Problem statement: Design an autonomous robot (software,hardware and electrical design) that picks a ping pong ball in a pickup zone and drops it off on the other side of the course. The robot must pick up and drop off as many balls as possible in two minutes. However, there will be anothe robot on the course and whoever gets more balls in the final zone wins. Your robot must be autonomous, but also capable of avoiding the other robot.

Description of our project: This project was a culmination of not only mechatronics lessons learned from the ME210 class, but from past skills and knowledge in design, teamwork, and prototyping. Team members in this group succeeded because we had a great combination of technical skills, collaboration, and love for the project. All of us thoroughly enjoyed designing and manufacturing our robot and are proud of what we accomplished. Given more time, there is no doubt we would have improved on our current iteration, but team “Lil Bo Peep’s” robot is a shepherd unlike anything the world has ever seen!
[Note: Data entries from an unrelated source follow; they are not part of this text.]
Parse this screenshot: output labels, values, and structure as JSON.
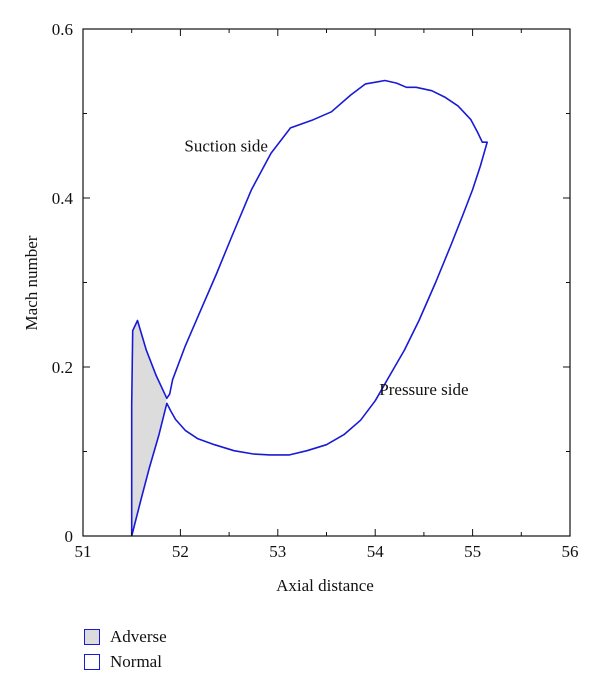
{
  "chart_data": {
    "type": "line",
    "title": "",
    "xlabel": "Axial distance",
    "ylabel": "Mach number",
    "xlim": [
      51,
      56
    ],
    "ylim": [
      0,
      0.6
    ],
    "xticks": [
      51,
      52,
      53,
      54,
      55,
      56
    ],
    "yticks": [
      0,
      0.2,
      0.4,
      0.6
    ],
    "xtick_labels": [
      "51",
      "52",
      "53",
      "54",
      "55",
      "56"
    ],
    "ytick_labels": [
      "0",
      "0.2",
      "0.4",
      "0.6"
    ],
    "grid": false,
    "legend_position": "bottom-left",
    "annotations": [
      {
        "text": "Suction side",
        "x": 52.47,
        "y": 0.455
      },
      {
        "text": "Pressure side",
        "x": 54.5,
        "y": 0.167
      }
    ],
    "series": [
      {
        "name": "Normal",
        "color": "#1a1ad6",
        "x": [
          51.5,
          51.5,
          51.51,
          51.56,
          51.65,
          51.75,
          51.86,
          51.89,
          51.92,
          52.05,
          52.2,
          52.37,
          52.53,
          52.73,
          52.93,
          53.13,
          53.35,
          53.55,
          53.75,
          53.9,
          54.1,
          54.22,
          54.32,
          54.42,
          54.58,
          54.72,
          54.85,
          54.98,
          55.05,
          55.1,
          55.15,
          55.08,
          55.0,
          54.9,
          54.78,
          54.62,
          54.45,
          54.3,
          54.15,
          54.0,
          53.85,
          53.68,
          53.5,
          53.3,
          53.12,
          52.92,
          52.75,
          52.55,
          52.35,
          52.18,
          52.05,
          51.95,
          51.9,
          51.86,
          51.78,
          51.68,
          51.6,
          51.5
        ],
        "y": [
          0.0,
          0.155,
          0.243,
          0.255,
          0.22,
          0.19,
          0.163,
          0.168,
          0.185,
          0.225,
          0.265,
          0.31,
          0.355,
          0.41,
          0.453,
          0.483,
          0.492,
          0.502,
          0.522,
          0.535,
          0.539,
          0.536,
          0.531,
          0.531,
          0.527,
          0.519,
          0.509,
          0.493,
          0.478,
          0.466,
          0.466,
          0.438,
          0.41,
          0.38,
          0.345,
          0.3,
          0.255,
          0.22,
          0.19,
          0.16,
          0.137,
          0.12,
          0.108,
          0.101,
          0.096,
          0.096,
          0.097,
          0.101,
          0.108,
          0.115,
          0.125,
          0.138,
          0.148,
          0.157,
          0.12,
          0.08,
          0.045,
          0.0
        ]
      },
      {
        "name": "Adverse",
        "color": "#dcdcdc",
        "x": [
          51.5,
          51.5,
          51.51,
          51.56,
          51.65,
          51.75,
          51.86,
          51.78,
          51.68,
          51.6,
          51.5
        ],
        "y": [
          0.0,
          0.155,
          0.243,
          0.255,
          0.22,
          0.19,
          0.163,
          0.12,
          0.08,
          0.045,
          0.0
        ]
      }
    ]
  }
}
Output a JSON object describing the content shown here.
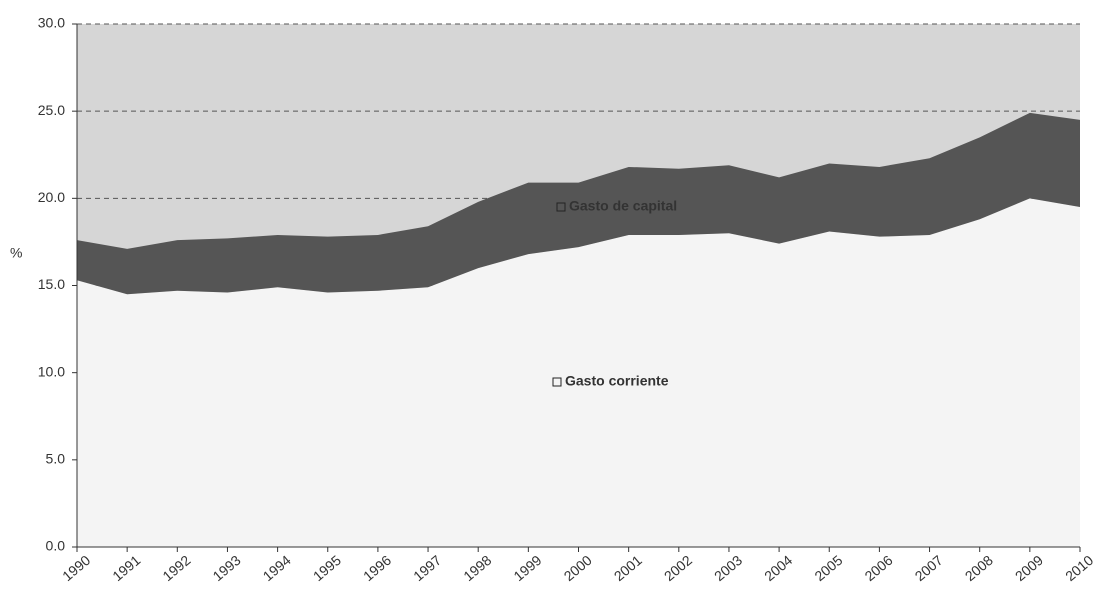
{
  "chart_data": {
    "type": "stacked_area",
    "y_label": "%",
    "categories": [
      "1990",
      "1991",
      "1992",
      "1993",
      "1994",
      "1995",
      "1996",
      "1997",
      "1998",
      "1999",
      "2000",
      "2001",
      "2002",
      "2003",
      "2004",
      "2005",
      "2006",
      "2007",
      "2008",
      "2009",
      "2010"
    ],
    "series": [
      {
        "name": "Gasto corriente",
        "color": "#f4f4f4",
        "values": [
          15.3,
          14.5,
          14.7,
          14.6,
          14.9,
          14.6,
          14.7,
          14.9,
          16.0,
          16.8,
          17.2,
          17.9,
          17.9,
          18.0,
          17.4,
          18.1,
          17.8,
          17.9,
          18.8,
          20.0,
          19.5
        ]
      },
      {
        "name": "Gasto de capital",
        "color": "#555555",
        "values": [
          2.3,
          2.6,
          2.9,
          3.1,
          3.0,
          3.2,
          3.2,
          3.5,
          3.8,
          4.1,
          3.7,
          3.9,
          3.8,
          3.9,
          3.8,
          3.9,
          4.0,
          4.4,
          4.7,
          4.9,
          5.0
        ]
      }
    ],
    "ylim": [
      0,
      30
    ],
    "yticks": [
      {
        "value": 0,
        "label": "0.0"
      },
      {
        "value": 5,
        "label": "5.0"
      },
      {
        "value": 10,
        "label": "10.0"
      },
      {
        "value": 15,
        "label": "15.0"
      },
      {
        "value": 20,
        "label": "20.0"
      },
      {
        "value": 25,
        "label": "25.0"
      },
      {
        "value": 30,
        "label": "30.0"
      }
    ],
    "grid": true,
    "plot_background": "#d6d6d6"
  }
}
Control code (C++): For our robot’s software, we drew inspiration from many of the examples and prior labs completed in this class, specifically Lab 0. We structured our code by outlining multiple different states and pairing said states with a global events function. The loop would iterate over a set of switch functions that change the movement direction and task state of our robot, while also checking for new global events that triggered. Global event triggers included our bumper sensors, various timers (loading timer during the loading process, backup timer for the reverse move after unloading, a stall timer during a cycle reset, and the game timer), and two switches which either determined the team color or a reset switch. These global events were paired with other path specific conditions which when satisfied switched the states of our robot. Movement states included the four cardinal directions as well as four diagonal directions. We also had task states to help identify the stage of the robot including dropoff, findloading, and gameover states. Additional parts of our code included functions to drive the motors in specific directions, code to read the state of the switches, and code to move the servo during the dropoff phase.